道德經 Dao De Jing [Tao Te Ching]

Chapter 56: The Mysterious Excellence


繁體 Trad简体 Simp Legge's Translation Susuki's Translation Goddard's Translation
The Mysterious Excellence The Virtue of the Mysterious The Virtue of the Mysterious
1 He who knows (the Dao) does not (care to) speak (about it); he who is (ever ready to) speak about it does not know it. He (who knows it) will keep his mouth shut and close the portals (of his nostrils). One who knows does not talk. One who talks does not know. Therefore the sage keeps his mouth shut and his sense-gates closed. The one who knows does not speak; the one who speaks does not know. The wise man shuts his mouth and closes his gates.
2 He will blunt his sharp points and unravel the complications of things; he will attemper his brightness, and bring himself into agreement with the obscurity (of others). This is called "the Mysterious Agreement." "He will blunt his own sharpness, His own tangles adjust; He will dim his own radiance, And be one with his dust." This is called profound identification.

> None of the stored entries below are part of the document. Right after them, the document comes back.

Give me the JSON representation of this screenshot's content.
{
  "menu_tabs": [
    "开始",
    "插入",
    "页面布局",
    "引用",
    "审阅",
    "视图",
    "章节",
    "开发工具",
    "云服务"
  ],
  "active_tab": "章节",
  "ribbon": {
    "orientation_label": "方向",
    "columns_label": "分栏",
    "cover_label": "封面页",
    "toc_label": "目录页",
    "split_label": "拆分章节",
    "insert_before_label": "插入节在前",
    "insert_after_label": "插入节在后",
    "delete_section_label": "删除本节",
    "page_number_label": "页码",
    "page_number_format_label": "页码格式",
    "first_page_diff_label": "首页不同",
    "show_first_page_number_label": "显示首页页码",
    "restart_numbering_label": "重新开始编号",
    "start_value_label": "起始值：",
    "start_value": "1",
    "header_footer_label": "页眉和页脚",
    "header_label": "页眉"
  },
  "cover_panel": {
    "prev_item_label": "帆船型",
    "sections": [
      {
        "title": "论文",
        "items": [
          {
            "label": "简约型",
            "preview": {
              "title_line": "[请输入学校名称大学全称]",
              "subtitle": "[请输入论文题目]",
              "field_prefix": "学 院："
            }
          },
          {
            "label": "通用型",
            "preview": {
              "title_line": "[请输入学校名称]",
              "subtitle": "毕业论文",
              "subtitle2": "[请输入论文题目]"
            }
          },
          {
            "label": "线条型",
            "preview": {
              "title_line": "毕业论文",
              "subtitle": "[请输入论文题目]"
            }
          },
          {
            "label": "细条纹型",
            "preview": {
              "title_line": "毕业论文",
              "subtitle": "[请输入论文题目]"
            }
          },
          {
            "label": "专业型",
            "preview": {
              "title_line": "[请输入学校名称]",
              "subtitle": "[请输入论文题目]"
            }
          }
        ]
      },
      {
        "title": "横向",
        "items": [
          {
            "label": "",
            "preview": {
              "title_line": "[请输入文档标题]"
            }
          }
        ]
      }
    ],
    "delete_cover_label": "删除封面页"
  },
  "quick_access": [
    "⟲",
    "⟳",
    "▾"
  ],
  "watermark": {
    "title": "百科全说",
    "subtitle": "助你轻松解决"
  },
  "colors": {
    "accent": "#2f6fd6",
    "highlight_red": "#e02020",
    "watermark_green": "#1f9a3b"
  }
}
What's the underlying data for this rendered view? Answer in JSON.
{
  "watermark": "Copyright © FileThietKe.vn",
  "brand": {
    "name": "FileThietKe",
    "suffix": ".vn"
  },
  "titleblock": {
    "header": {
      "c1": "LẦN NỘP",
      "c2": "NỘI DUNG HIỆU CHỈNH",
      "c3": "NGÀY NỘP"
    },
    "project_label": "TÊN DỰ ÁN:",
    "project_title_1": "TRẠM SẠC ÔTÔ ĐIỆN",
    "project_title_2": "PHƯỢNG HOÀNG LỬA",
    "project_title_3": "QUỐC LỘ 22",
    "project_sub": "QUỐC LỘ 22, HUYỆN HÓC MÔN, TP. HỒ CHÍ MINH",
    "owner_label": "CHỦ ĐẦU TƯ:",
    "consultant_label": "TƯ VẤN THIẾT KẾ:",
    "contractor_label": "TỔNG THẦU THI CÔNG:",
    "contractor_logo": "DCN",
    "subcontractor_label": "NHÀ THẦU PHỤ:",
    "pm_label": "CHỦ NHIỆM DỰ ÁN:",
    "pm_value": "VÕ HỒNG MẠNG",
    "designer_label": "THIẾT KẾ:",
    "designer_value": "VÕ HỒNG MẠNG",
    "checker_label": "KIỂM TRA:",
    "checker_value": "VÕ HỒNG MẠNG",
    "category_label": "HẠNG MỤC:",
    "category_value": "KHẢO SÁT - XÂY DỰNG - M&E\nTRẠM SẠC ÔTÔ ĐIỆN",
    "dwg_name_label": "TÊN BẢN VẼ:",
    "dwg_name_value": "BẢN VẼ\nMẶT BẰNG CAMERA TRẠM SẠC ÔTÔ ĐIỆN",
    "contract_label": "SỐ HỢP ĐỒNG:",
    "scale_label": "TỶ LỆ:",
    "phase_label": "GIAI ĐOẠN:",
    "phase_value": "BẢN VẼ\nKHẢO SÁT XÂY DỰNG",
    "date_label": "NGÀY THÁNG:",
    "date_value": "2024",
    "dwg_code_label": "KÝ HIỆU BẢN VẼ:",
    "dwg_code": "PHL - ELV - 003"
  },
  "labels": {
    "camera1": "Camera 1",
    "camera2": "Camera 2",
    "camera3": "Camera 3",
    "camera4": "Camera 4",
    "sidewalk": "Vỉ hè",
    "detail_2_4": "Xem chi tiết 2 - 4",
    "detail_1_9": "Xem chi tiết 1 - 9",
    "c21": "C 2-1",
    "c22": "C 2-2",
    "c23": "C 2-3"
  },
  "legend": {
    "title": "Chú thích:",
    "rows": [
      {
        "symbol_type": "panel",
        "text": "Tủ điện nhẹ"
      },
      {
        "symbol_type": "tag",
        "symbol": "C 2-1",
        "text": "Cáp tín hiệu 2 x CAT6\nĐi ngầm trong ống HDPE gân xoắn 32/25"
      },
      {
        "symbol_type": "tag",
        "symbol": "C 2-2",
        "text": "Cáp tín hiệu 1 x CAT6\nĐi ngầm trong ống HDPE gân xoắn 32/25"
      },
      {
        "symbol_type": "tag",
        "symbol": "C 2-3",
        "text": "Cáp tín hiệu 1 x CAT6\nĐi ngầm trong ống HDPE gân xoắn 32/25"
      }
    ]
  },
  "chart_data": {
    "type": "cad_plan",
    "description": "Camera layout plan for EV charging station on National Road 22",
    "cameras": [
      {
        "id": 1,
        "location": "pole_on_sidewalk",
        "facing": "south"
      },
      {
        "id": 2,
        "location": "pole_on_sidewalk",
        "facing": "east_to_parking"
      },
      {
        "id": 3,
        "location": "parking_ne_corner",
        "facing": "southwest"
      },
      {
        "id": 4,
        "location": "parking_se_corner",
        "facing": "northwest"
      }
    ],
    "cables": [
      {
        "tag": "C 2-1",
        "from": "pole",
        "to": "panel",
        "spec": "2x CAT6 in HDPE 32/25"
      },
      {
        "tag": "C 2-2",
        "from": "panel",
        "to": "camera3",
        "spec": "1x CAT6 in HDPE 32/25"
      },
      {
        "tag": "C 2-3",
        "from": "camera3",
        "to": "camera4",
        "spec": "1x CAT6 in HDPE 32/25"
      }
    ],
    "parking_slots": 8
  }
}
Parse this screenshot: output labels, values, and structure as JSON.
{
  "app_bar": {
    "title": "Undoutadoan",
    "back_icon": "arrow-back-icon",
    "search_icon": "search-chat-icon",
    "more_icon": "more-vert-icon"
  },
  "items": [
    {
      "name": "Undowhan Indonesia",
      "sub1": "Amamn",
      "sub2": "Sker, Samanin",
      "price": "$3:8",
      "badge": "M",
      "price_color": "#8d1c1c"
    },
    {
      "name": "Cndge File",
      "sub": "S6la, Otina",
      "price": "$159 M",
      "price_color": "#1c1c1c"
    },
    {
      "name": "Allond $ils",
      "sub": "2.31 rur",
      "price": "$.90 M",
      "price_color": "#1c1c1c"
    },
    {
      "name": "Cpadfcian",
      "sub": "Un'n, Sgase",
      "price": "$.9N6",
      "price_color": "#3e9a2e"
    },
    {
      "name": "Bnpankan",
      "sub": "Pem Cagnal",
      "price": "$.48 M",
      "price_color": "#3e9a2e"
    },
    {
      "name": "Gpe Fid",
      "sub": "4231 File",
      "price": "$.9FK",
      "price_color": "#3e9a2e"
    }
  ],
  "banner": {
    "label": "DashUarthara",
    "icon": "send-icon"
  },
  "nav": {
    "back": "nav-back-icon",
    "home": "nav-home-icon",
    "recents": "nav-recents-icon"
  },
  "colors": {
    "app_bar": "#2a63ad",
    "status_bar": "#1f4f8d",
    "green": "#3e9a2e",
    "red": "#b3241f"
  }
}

He softens his sharpness, unravels his tangles, dims his brilliancy, and reckons himself with the mysterious.
3 (Such an one) cannot be treated familiarly or distantly; he is
beyond all consideration of profit or injury; of nobility or meanness:--he is the noblest man under heaven.
Thus he is inaccessible to love and also inaccessible to enmity. He is inaccessible to profit and inaccessible to loss. He is also inaccessible to favor and inaccessible to disgrace. Thus he becomes world-honored. He is inaccessible to favor or hate; he cannot be reached by profit or injury; he cannot be honored or humiliated. Thereby he is honored by all.